I admit that this is hard to get my head around, as I type this sentence one letter at a time. If Michael was doing this, the whole thing would just appear--without typos. For them communication is analogous to sending the entirety of the New York Times Web Site and digesting it all at once, where as we would have to take hours if not days, as we broke it down page by page in order to read it. This is why communication with them can be challenging. That is unless you don't want it to be, and it seems a lot of people don't want to get past their en cultured understandings. That's too bad, because they are missing out on what is a truly an enchanting and challenging relationship.


If anyone reading this wants to test the angelic communication realm, all you have to do is sincerely ask. Then start looking for synchronicities.
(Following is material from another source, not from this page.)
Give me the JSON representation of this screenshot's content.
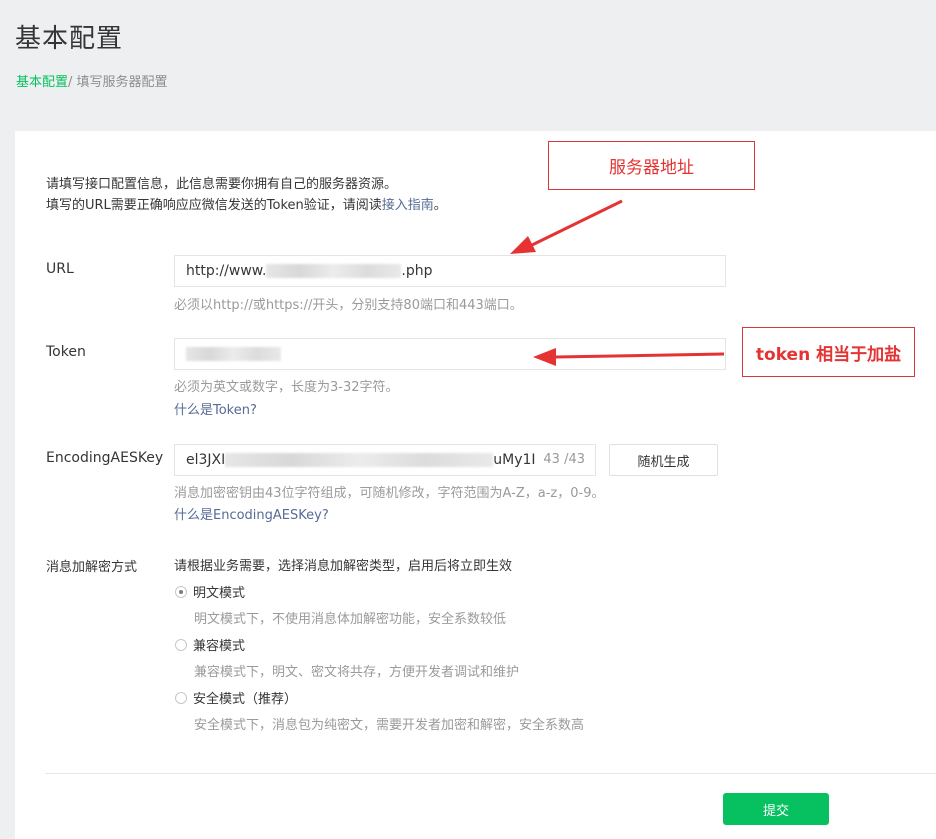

I think I might have mentioned using songs on the radio. That seems to be a favorite form of communicating at this time.
From then on it's all about the fun and from my experience you can go as far as you want with the relationship. The only proviso is that if you want to link your abilities with theirs you better be prepared to make the huge conversion to unconditional love. They're not just here as interfering guardians. They are also our teachers and the lesson is the transforming power of unconditional love. I don't mean just personally transforming, I mean material reality transforming.